定年後、顧問などの形で聖路加に残る、年金生活を送るといった選択肢もあったかもしれません。でも60歳前後になると、先の見通しがたつようになります。山頂から下のほうを見下ろしている感じ。見えている道を下っていくだけではつまらない。小さくてもいいから新しい山をつくり、もう1度登る喜びがあってもいいじゃないですか。

それこそ、そば打ちでもピアノ演奏でもいいと思います。あるいは、若い頃あきらめたことをやり直してみる。60歳を過ぎてから新しい山に登るのは、スリリングで骨が折れることのように思われるかもしれませんが、こうしたワクワクやドキドキこそ、若さを保つ秘訣です。

ヒヤヒヤを全部ワクワク・ドキドキに変えてしまう方法があります。人生にはさまざまなイベントが発生します。ネガティブなイベントもある。
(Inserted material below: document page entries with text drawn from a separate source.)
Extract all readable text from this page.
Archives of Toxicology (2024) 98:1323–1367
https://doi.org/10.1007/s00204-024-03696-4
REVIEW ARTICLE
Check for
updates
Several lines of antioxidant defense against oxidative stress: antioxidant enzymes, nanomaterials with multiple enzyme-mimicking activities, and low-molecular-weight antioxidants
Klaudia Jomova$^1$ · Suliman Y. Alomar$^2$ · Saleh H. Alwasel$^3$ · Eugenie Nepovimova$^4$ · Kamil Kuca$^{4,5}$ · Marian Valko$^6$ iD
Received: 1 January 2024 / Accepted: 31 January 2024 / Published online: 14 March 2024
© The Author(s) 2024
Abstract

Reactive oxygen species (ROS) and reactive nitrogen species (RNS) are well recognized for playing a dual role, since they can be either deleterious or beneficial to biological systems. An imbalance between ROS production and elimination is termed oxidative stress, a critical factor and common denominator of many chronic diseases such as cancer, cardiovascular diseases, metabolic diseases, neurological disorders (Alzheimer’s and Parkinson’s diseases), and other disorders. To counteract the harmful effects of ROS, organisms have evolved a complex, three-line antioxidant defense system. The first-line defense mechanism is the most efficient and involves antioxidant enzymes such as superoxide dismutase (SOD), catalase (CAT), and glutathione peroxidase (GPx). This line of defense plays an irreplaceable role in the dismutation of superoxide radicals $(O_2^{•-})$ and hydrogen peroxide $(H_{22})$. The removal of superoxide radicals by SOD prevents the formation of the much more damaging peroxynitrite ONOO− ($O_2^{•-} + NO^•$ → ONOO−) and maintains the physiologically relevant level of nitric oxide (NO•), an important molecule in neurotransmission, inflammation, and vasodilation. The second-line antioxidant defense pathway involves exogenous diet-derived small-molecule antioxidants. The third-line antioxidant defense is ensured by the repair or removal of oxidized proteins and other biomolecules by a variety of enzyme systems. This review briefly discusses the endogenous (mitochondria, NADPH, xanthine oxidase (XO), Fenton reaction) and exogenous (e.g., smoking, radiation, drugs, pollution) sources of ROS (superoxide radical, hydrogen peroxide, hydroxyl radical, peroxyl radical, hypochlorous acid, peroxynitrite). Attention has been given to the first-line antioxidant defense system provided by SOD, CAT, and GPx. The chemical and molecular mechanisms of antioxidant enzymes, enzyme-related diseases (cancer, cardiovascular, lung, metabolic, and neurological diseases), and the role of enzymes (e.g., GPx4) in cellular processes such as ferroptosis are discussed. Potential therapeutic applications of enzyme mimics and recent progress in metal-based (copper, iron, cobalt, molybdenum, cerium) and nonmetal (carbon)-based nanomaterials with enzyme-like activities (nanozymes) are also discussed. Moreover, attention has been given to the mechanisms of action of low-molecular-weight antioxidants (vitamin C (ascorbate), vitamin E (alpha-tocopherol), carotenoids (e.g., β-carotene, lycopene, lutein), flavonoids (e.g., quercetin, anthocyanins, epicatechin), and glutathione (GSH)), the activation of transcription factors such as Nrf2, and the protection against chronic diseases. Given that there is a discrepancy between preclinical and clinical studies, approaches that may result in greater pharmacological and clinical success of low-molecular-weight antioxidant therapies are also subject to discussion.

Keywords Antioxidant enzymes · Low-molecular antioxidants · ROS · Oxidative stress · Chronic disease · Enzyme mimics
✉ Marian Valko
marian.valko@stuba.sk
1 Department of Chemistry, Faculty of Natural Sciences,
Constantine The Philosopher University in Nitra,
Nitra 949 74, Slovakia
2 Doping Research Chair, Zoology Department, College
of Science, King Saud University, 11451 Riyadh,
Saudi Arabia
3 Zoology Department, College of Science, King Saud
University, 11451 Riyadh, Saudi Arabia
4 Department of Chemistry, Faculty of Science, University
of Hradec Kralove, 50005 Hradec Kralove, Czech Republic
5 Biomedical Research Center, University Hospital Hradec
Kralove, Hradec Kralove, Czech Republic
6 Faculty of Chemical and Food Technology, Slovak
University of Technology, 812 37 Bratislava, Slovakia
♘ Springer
でも、ある方向からはネガティブでも、別の方向から見るとポジティブに見えてくる。こっちから見るとヒヤヒヤ、あっちから見るとドキドキ・ワクワク。ひとつの事象を別の視座から眺められれば、いつでもドキドキ・ワクワクしていられるのです。

異動になって理想のキャリアパスから外れた。一見ガッカリすることかもしれない。でも、これを「新しいチャンスを与えられた」と見ることができれば、ドキドキ・ワクワクに変わります。